More than two-thirds of Americans believe President Donald Trump's behavior "is not what I expect from a president," according to a poll released in late August.
George Washington University surveyed 1,009 people between Aug. 13 and 17 and found that 71 percent felt Trump's actions were unpresidential, according to Politico.
A majority also feared the commander in chief could start a war, with 68 percent saying Trump's behavior "could get us accidentally involved in an international conflict."
Of respondents, 42 percent approve of the job Trump is doing as president, compared to 55 percent who disapprove. The survey found 56 percent thought he was not an effective president, while 39 percent felt he was.
Trump had a higher favorable rating than both House Speaker Rep. Paul Ryan of Wisconsin and Senate Majority Leader Sen. Mitch McConnell of Kentucky. Forty-one percent viewed Trump favorably, against 36 percent for Ryan and 19 percent for McConnell.
Tensions among the three leading Republicans are running high.
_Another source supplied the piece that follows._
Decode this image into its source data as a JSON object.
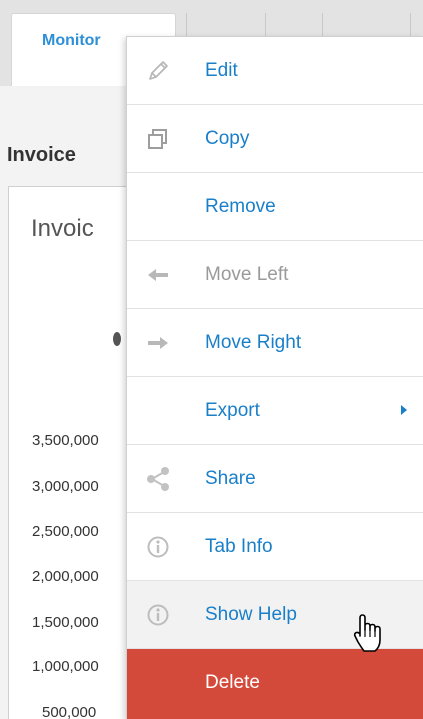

Trump tweeted Aug. 24 that McConnell had "failed" in his efforts to repeal the Affordable Care Act, and criticized both McConnell and Ryan for creating the "mess" of the debt ceiling, The Washington Post reported.
The government has enough money to pay its bills until Sept. 29, after which Congress needs to authorize a higher borrowing limit, raising the debt ceiling.
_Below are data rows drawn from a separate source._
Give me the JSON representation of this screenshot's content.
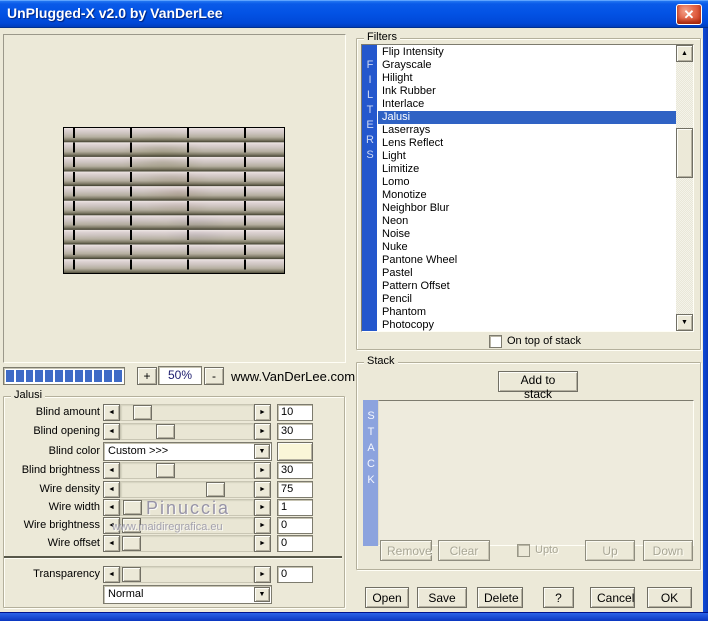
{
  "window": {
    "title": "UnPlugged-X v2.0 by VanDerLee",
    "close_glyph": "✕"
  },
  "colors": {
    "dialog_bg": "#ece9d8",
    "titlebar_blue": "#0353e5",
    "selection_blue": "#2f62c4",
    "filters_bar_blue": "#2457cd",
    "stack_bar_blue": "#8ca3de",
    "progress_block_blue": "#3f6bc6",
    "swatch_cream": "#faf6d8",
    "close_red": "#d8452b"
  },
  "preview": {
    "zoom_in_label": "+",
    "zoom_out_label": "-",
    "zoom_level": "50%",
    "website": "www.VanDerLee.com",
    "progress_blocks": 12
  },
  "filters_panel": {
    "group_label": "Filters",
    "vertical_label": "FILTERS",
    "selected_item": "Jalusi",
    "selected_index": 5,
    "items": [
      "Flip Intensity",
      "Grayscale",
      "Hilight",
      "Ink Rubber",
      "Interlace",
      "Jalusi",
      "Laserrays",
      "Lens Reflect",
      "Light",
      "Limitize",
      "Lomo",
      "Monotize",
      "Neighbor Blur",
      "Neon",
      "Noise",
      "Nuke",
      "Pantone Wheel",
      "Pastel",
      "Pattern Offset",
      "Pencil",
      "Phantom",
      "Photocopy"
    ],
    "on_top_label": "On top of stack",
    "on_top_checked": false,
    "scroll_up_glyph": "▲",
    "scroll_down_glyph": "▼"
  },
  "jalusi": {
    "group_label": "Jalusi",
    "left_arrow_glyph": "◄",
    "right_arrow_glyph": "►",
    "dropdown_arrow_glyph": "▼",
    "sliders": [
      {
        "label": "Blind amount",
        "value": 10
      },
      {
        "label": "Blind opening",
        "value": 30
      },
      {
        "label": "Blind brightness",
        "value": 30
      },
      {
        "label": "Wire density",
        "value": 75
      },
      {
        "label": "Wire width",
        "value": 1
      },
      {
        "label": "Wire brightness",
        "value": 0
      },
      {
        "label": "Wire offset",
        "value": 0
      }
    ],
    "blind_color": {
      "label": "Blind color",
      "value": "Custom >>>",
      "swatch_hex": "#faf6d8"
    },
    "transparency": {
      "label": "Transparency",
      "value": 0
    },
    "blend_mode": "Normal"
  },
  "stack_panel": {
    "group_label": "Stack",
    "vertical_label": "STACK",
    "add_button": "Add to stack",
    "remove_button": "Remove",
    "clear_button": "Clear",
    "upto_label": "Upto",
    "upto_checked": false,
    "up_button": "Up",
    "down_button": "Down"
  },
  "footer": {
    "open": "Open",
    "save": "Save",
    "delete": "Delete",
    "help": "?",
    "cancel": "Cancel",
    "ok": "OK"
  },
  "watermark": {
    "name": "Pinuccia",
    "url": "www.maidiregrafica.eu"
  }
}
Trump said in a tweet that he asked McConnell and Ryan to attach legislation raising the debt ceiling to a bill on veterans affairs. Trump alleged they refused and "now we have a big deal with Dems holding them up."
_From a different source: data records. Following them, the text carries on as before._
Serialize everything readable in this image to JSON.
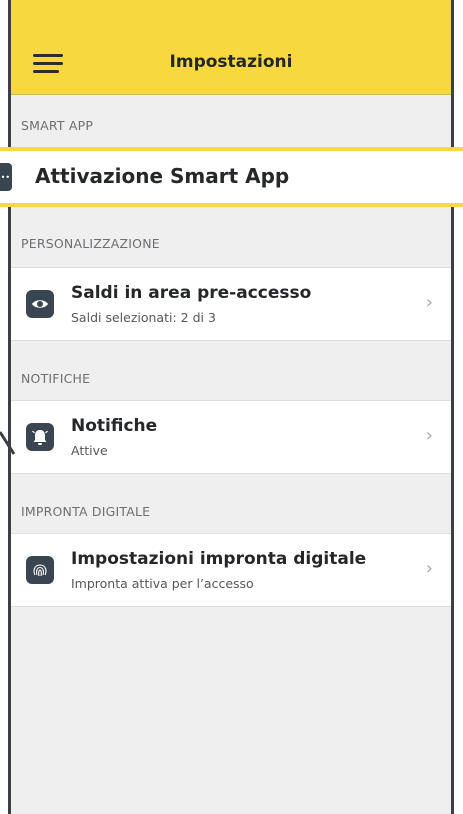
{
  "header": {
    "title": "Impostazioni",
    "background": "#f7d93f"
  },
  "sections": {
    "smart_app": {
      "label": "SMART APP",
      "highlight_title": "Attivazione Smart App"
    },
    "personalizzazione": {
      "label": "PERSONALIZZAZIONE",
      "item": {
        "title": "Saldi in area pre-accesso",
        "subtitle": "Saldi selezionati: 2 di 3",
        "icon": "eye-icon"
      }
    },
    "notifiche": {
      "label": "NOTIFICHE",
      "item": {
        "title": "Notifiche",
        "subtitle": "Attive",
        "icon": "bell-icon"
      }
    },
    "impronta": {
      "label": "IMPRONTA DIGITALE",
      "item": {
        "title": "Impostazioni impronta digitale",
        "subtitle": "Impronta attiva per l’accesso",
        "icon": "fingerprint-icon"
      }
    }
  },
  "chevron": "›"
}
Trump reportedly attacked McConnell in a phone call in mid-August.
The White House has not held back from taking on other GOP members.
Asked Aug. 24 about her view of Republican Sen. Bob Corker of Tennessee's suggestion that Trump was incompetent, White House press secretary Sarah Huckabee Sanders issued a sharp rebuke.
"I think that's a ridiculous and outrageous claim and doesn't dignify a response from this podium," she said.
The Washington Post noted that some Republicans who have clashed with Trump have suffered declines in their poll numbers. Sen. Dean Heller of Nevada, who is up for reelection in 2018, refused initially to vote in favor of the GOP health care bill. His approval rating in his own state is at 22 percent.
In Arizona, Sen. Jeff Flake, who has been an outspoken critic of the president, has an approval rating of 18 percent, compared to 61 percent who disapprove.
The George Washington University poll found that 53 percent of Republicans felt their member of Congress had not been supportive enough of the president.